Apple-Samsung Jury in the Weeds

The task ahead for the jury in the Apple-Samsung patent trial:

Remember the 50 hours of testimony they heard during the trial. Understand and remember the 109 pages of jury instructions. Compare 21 Samsung smartphones and tablets to 10 of Apple’s patents in a variety of ways. Arrive at a unanimous decision.

By all accounts, the jury has its hands full. Some are saying it would be difficult for patent law experts to make sense of all the information and come to decisions on all the various possible infringements.

A PC Magazine article said the jurors will be deciding on three patent classes: “utility/technical, design and trade dress—basically how a product looks.” And that the amount of technical and legal details they have to absorb is “dizzying.”

“I follow technology for a living,” wrote PC Magazine’s Dan Costa. “And even I found the legal and technical details here arcane.”

He’s not the only one.
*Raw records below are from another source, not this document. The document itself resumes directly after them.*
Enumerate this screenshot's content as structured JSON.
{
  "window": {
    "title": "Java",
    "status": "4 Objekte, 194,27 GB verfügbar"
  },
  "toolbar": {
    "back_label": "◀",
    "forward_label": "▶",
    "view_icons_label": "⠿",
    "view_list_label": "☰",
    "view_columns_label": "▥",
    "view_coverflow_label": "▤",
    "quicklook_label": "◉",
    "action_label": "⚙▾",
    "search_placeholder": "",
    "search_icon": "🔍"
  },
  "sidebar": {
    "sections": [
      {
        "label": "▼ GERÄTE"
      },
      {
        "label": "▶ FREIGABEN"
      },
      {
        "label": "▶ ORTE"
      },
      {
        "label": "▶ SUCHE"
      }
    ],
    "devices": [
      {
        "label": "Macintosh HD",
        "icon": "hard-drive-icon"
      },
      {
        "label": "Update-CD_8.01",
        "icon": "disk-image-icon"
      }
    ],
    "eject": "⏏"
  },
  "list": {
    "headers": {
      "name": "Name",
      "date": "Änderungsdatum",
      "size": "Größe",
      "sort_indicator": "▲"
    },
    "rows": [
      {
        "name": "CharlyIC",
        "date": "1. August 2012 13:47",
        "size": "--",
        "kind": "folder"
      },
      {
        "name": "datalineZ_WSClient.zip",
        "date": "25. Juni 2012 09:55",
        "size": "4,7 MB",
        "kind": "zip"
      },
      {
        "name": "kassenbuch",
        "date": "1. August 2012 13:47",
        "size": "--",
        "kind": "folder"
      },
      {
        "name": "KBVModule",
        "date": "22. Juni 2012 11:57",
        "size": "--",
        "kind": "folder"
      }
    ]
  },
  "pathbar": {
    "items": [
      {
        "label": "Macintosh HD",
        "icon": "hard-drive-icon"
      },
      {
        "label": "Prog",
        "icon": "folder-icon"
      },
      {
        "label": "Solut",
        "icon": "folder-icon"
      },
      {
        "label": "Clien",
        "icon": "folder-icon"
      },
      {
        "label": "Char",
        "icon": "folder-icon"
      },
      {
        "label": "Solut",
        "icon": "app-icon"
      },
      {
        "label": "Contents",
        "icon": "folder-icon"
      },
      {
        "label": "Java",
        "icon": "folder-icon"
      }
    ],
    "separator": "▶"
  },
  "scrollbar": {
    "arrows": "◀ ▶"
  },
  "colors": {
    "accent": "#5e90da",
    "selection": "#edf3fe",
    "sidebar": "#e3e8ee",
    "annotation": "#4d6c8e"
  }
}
University of California law professor Robin Feldman agrees, saying in a video interview with the Washington Post that…

…This case is unmanageable for a jury. There are more than 100 pages of jury instructions. I don’t give that much reading to my law students. [The jurors] can’t possibly digest it.

So the jurors are going to look for something they can grab onto, some image that sticks in their minds that helps them make sense out of this. Here the lawyers are going to play a very important role—who can tell a story that has a ring of truth. Who can make sense out of this flurry of technical information.

As for the lawyers, PC Magazine’s Costa thinks it comes down to whether they believe the Apple lawyers or the Samsung lawyers, who are painting different pictures for them.

Apple’s attorneys want the jury to believe that Samsung deliberately copied the iPhone, feature by feature. Samsung’s attorneys want the jury to think Apple is simply trying to beat their opponents through lawsuits.

The Guardian is reporting that Apple provided as evidence internal Samsung documents that basically show the company comparing “its own smartphones minutely against the iPhone in trying to design their own.”

Meanwhile, Samsung introduced a host of other products that dispute whether Apple should have the patents on the designs in question in the first place. Or whether they “should not have been patented because similar features already existed.”

According to Costa, jurors may have to rely on their instincts more than anything else to find an answer.

“With so much technical and legal jargon to parse, in the end I suspect most jurors will vote with their gut,” he wrote.

So much for the 109 pages of jury instructions.

And while the Apple-Samsung battle has just now hit U.S. shores, it’s been going on internationally for the last couple years. And the U.S. case won’t end it.

“In fact, Apple and Samsung are scheduled to go to trial again a year and a half from now,” Feldman said. “Same courtroom. Same products. Same judge. Different patents.”

No, I don’t suppose it’ll end anytime soon.